C'est à partir de ce camp2 que la météo s'est dégradée : le vent s'est levé,
nous avons du attendre 4 nuits et 4 jours dans la tente, tous les trois côte
à côte avec Pierre-Olivier et Denis. Le gaz et la nourriture lyophilisée
commençaient à manquer : en effet, le 10 juillet, nous avions monté au camp3
d'importantes réserves, cinq jours de nourriture, et voilà que nous étions
bloqués au camp2 ou nous pensions rester deux jours au maximum. Le moral
était au plus bas au fur et à mesure que les jours de mauvais temps
passaient. La position couchée/assis nous engourdissait tout le corps, les
phases sommeil/éveil devenaient de plus en plus pénibles à supporter. Le
bruit (parfois les hurlements) du vent, les claquements de la toile de la
tente me faisaient par moments assez peur. La neige s'infiltrait par le
moindre interstice saupoudrant tout. Heureusement que nous discutions
librement et de bon gré tous les trois, sinon les nerfs auraient mal
supporté. Nous désespérions de pouvoir seulement remonter au camp3 récupérer
les quatre paires de ski et tous les vêtements d'altitude.
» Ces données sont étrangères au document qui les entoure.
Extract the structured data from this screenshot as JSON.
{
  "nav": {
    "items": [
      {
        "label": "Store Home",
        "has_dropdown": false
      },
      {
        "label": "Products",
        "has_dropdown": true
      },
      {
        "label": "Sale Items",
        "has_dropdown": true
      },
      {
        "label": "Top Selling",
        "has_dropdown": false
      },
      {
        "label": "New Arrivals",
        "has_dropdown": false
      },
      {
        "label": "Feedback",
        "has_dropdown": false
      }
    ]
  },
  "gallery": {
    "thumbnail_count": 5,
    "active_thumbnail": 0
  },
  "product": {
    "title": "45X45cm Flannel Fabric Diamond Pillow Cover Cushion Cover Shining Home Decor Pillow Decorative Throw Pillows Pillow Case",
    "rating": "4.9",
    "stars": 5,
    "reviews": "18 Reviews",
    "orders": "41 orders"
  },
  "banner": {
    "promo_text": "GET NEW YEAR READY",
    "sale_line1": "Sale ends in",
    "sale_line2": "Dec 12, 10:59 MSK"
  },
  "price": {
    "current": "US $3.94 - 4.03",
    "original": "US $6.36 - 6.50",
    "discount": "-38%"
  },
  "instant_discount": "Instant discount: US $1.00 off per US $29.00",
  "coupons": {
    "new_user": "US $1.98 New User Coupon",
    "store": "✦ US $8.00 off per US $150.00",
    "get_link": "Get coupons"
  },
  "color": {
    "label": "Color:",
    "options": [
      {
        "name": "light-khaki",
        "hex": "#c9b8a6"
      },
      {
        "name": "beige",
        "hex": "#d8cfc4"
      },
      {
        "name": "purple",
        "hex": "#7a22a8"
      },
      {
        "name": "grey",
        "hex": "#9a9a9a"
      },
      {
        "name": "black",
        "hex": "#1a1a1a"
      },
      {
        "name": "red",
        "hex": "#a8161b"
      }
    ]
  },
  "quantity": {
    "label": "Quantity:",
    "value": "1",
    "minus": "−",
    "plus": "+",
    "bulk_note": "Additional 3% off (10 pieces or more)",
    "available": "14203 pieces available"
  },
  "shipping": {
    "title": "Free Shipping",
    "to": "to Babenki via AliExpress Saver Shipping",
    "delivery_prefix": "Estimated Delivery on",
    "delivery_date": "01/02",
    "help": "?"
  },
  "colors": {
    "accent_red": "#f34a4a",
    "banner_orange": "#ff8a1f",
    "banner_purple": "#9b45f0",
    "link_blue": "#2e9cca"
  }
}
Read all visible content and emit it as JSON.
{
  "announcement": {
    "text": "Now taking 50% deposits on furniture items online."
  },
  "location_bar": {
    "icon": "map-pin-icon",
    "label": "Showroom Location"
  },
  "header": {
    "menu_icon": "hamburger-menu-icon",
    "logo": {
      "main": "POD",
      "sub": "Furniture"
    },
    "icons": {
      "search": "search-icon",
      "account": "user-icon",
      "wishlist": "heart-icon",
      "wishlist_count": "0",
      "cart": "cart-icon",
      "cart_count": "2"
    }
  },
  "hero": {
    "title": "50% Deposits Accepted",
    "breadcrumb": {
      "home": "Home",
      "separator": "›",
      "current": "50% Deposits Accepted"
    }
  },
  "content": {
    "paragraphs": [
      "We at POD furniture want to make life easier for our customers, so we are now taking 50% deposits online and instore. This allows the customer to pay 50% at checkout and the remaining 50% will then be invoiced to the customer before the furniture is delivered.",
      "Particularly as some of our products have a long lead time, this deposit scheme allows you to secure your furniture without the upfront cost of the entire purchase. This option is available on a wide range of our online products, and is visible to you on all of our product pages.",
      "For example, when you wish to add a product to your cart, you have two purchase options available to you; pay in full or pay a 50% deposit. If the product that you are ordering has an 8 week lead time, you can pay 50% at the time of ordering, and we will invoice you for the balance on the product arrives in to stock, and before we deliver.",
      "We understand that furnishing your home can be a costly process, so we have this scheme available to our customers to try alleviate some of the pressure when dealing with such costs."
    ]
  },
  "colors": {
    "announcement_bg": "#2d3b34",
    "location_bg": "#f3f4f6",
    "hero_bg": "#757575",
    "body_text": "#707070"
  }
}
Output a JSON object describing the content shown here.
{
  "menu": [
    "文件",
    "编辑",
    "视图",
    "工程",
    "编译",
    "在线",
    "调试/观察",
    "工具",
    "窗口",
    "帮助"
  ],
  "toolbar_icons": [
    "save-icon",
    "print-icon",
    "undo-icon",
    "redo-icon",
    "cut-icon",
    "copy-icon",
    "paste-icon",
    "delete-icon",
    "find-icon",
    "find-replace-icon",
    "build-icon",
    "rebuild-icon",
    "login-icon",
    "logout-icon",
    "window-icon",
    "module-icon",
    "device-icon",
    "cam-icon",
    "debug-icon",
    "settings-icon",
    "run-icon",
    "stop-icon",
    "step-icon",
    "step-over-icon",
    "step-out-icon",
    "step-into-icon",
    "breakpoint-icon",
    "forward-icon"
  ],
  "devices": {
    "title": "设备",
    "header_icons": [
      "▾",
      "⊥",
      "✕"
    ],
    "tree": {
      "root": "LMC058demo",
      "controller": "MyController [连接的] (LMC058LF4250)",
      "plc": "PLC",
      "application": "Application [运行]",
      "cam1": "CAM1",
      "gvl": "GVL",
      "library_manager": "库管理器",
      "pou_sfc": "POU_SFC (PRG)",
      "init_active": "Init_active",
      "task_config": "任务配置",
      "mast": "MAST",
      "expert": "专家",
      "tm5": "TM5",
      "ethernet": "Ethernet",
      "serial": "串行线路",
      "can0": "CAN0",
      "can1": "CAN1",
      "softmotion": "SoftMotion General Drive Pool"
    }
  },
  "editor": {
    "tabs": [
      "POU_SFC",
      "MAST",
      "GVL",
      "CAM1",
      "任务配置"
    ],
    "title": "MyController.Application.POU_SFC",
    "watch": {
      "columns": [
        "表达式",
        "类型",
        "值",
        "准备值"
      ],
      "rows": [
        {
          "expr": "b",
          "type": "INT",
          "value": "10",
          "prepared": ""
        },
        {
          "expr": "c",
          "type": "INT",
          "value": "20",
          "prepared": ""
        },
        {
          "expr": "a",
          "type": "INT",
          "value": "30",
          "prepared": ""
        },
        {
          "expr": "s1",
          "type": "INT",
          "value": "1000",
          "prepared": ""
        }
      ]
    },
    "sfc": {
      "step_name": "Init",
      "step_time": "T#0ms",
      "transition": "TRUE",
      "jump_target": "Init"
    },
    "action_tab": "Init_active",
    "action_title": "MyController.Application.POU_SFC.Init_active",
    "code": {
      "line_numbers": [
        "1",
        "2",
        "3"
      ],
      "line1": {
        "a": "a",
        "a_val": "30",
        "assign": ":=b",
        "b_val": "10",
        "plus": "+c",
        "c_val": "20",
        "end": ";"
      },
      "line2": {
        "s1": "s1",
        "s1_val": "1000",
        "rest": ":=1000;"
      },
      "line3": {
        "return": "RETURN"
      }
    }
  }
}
Et puis le 24 juillet au matin, le beau temps tant attendu était finalement
au rendez-vous : la veille à 14 heures, nous avions décidé que dans le cas
contraire, nous redescendions au camp de base, et c'en était fini des rêves
de 8000 mètres. Le même jour en fin de matinée, l'équipe d'italiens arrive
au camp2 et nous annonce qu'elle a décidé d'abandonner, nous laissant dans
leur tente du camp2 leur nourriture. Cela nous a redonné des forces morales
et physiques, parce que les aliments lyophilisés nous lassaient en plus
d'être en quantité insuffisante. Nous montons au camp deux et demie, à 6500
mètres le cur léger à l'idée de nous alimenter de si bonne manière. Et là
quelle surprise, nous trouvons dans deux sacs plastiques une excellente et
copieuse nourriture : fromage italien Grana en petits cubes, portions de
Nutella, soupes parfumées, etc. Nous sommes tous les trois semblables à des
enfants découvrant au pied du sapin de Noël de merveilleux cadeaux. Quel
bonheur de retrouver pareilles saveurs !
Le lendemain 25 juillet, nous sommes monté au camp3, et deuxième agréable
surprise, les deux tentes sont toujours là, avec tout le matériel que nous y
avions laissé depuis le 10 juillet.
Le 26 juillet à une heure et demie du
matin, un premier groupe de cinq (dont moi) part vers le sommet, Denis et
Pierre-Olivier sont partis à deux heures et demi avec leurs skis. Après
vingt minutes de marche, notre premier groupe avance trop lentement, malgré
deux relais en tête : en effet, nous sommes les premiers à faire la trace
dans une neige froide dans laquelle nous enfonçons jusqu'aux genoux. A mon
tour de passer devant. J'y reste durant six heures trente, jusqu'au col à
7800 mètres: pas mal ! Rien que cela me donne une très grande satisfaction.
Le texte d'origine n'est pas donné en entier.